Of course one must not treat trifles too seriously. Yet probably libraries have been somewhat too timid about dealing with petty offences. There is an unwillingness to drag the libraries into the police reports that seems to be a relic of the days when all libraries were haunts of scholarly seclusion.
The modern public library cannot afford to be considered an “easy mark” by those who wish to indulge in horse play or commit petty misdemeanors, and in some cases it is in danger of getting this reputation.
When we come to more serious offences, the library’s duty is clearer. Theft, wilful mutilation of books, or grave disorder must of course be punished. In many cases, however, the detection of the first two offences is very difficult. Theft from open shelves is easy. For the thousands of books lost yearly in this way hardly a culprit meets punishment. I have known a professional detective to confess that the open shelf baffled him. “If you will only shut the books up,” he said, “I can find out who takes ’em; but here everybody is taking out books and walking around with them.” When the professional acknowledges himself beaten, what shall the librarian do? Mutilation is even harder to detect. In both these cases the offender has simply to wait his opportunity.

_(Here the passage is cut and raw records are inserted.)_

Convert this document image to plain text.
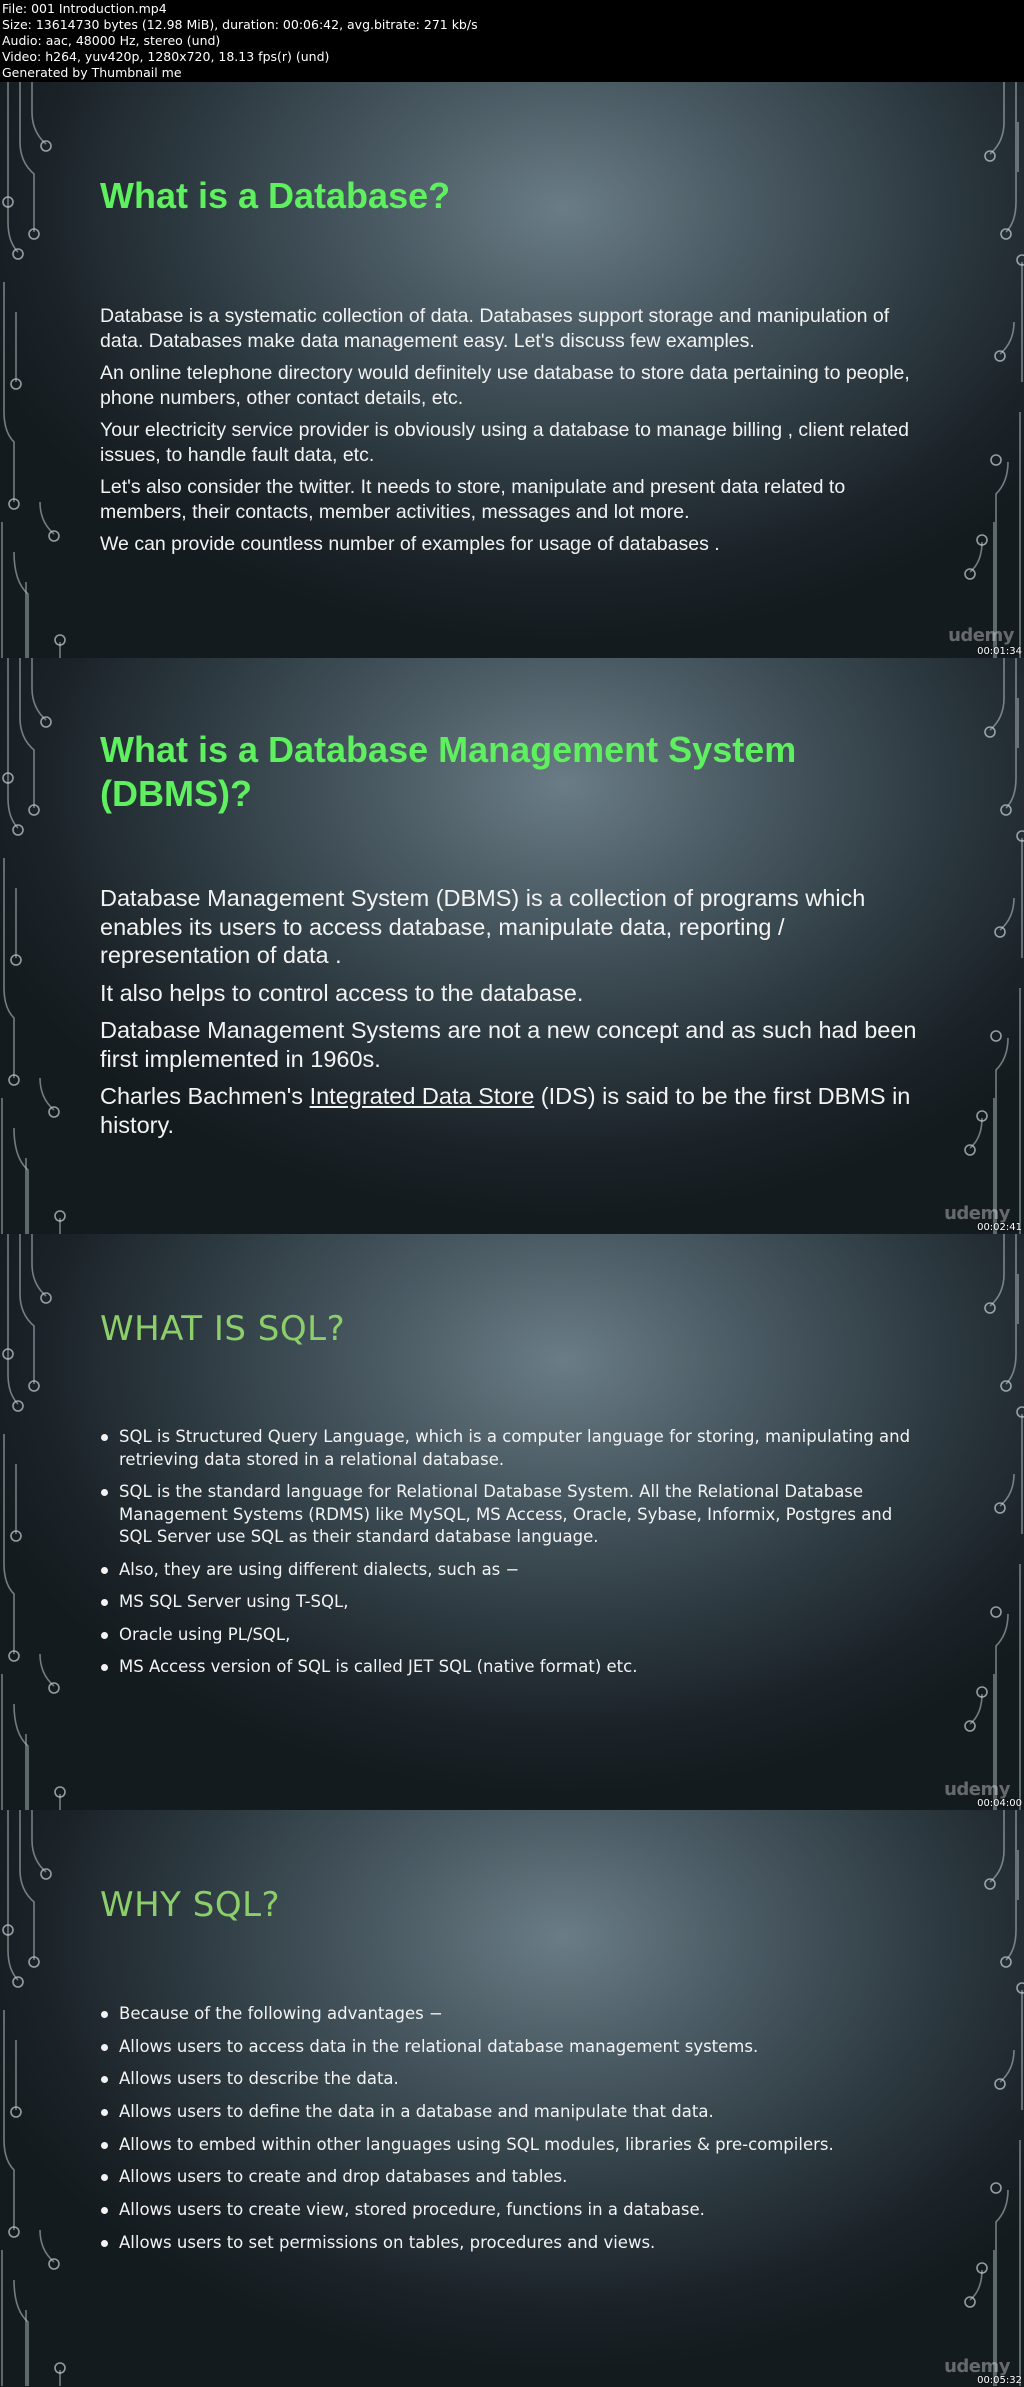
File: 001 Introduction.mp4
Size: 13614730 bytes (12.98 MiB), duration: 00:06:42, avg.bitrate: 271 kb/s
Audio: aac, 48000 Hz, stereo (und)
Video: h264, yuv420p, 1280x720, 18.13 fps(r) (und)
Generated by Thumbnail me
What is a Database?
Database is a systematic collection of data. Databases support storage and manipulation of data. Databases make data management easy. Let's discuss few examples.
An online telephone directory would definitely use database to store data pertaining to people, phone numbers, other contact details, etc.
Your electricity service provider is obviously using a database to manage billing , client related issues, to handle fault data, etc.
Let's also consider the twitter. It needs to store, manipulate and present data related to members, their contacts, member activities, messages and lot more.
We can provide countless number of examples for usage of databases .
udemy
00:01:34
What is a Database Management System (DBMS)?
Database Management System (DBMS) is a collection of programs which enables its users to access database, manipulate data, reporting / representation of data .
It also helps to control access to the database.
Database Management Systems are not a new concept and as such had been first implemented in 1960s.
Charles Bachmen's Integrated Data Store (IDS) is said to be the first DBMS in history.
udemy
00:02:41
WHAT IS SQL?
SQL is Structured Query Language, which is a computer language for storing, manipulating and retrieving data stored in a relational database.
SQL is the standard language for Relational Database System. All the Relational Database Management Systems (RDMS) like MySQL, MS Access, Oracle, Sybase, Informix, Postgres and SQL Server use SQL as their standard database language.
Also, they are using different dialects, such as −
MS SQL Server using T-SQL,
Oracle using PL/SQL,
MS Access version of SQL is called JET SQL (native format) etc.
udemy
00:04:00
WHY SQL?
Because of the following advantages −
Allows users to access data in the relational database management systems.
Allows users to describe the data.
Allows users to define the data in a database and manipulate that data.
Allows to embed within other languages using SQL modules, libraries & pre-compilers.
Allows users to create and drop databases and tables.
Allows users to create view, stored procedure, functions in a database.
Allows users to set permissions on tables, procedures and views.
udemy
00:05:32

Sooner or later there will be a second or two when no assistant is looking, even if the man is under long-standing suspicion, and in that brief time the book is slipped into the pocket or the leaf is torn out. Even when the offender is caught in the act, the magistrate may not hold, or the jury may fail to convict. A persistent mutilator of books in one of our branch libraries escaped punishment last winter because the custodian of the reading-room where he was caught did not wait until the leaf on which he was working was actually severed. The man asserted that the sharp lead pencil that he was using to separate the leaf was merely being employed to mark a place, and thus by confessing to a minor defacement he escaped the penalty of the more serious offence.
For a library that is thus forced to appeal continually to the law to protect its assistants, its users, and its collections, a manual of library law would be useful, and I am not sure that the appointment of a committee of this Association to take the matter in charge would not be eminently justified.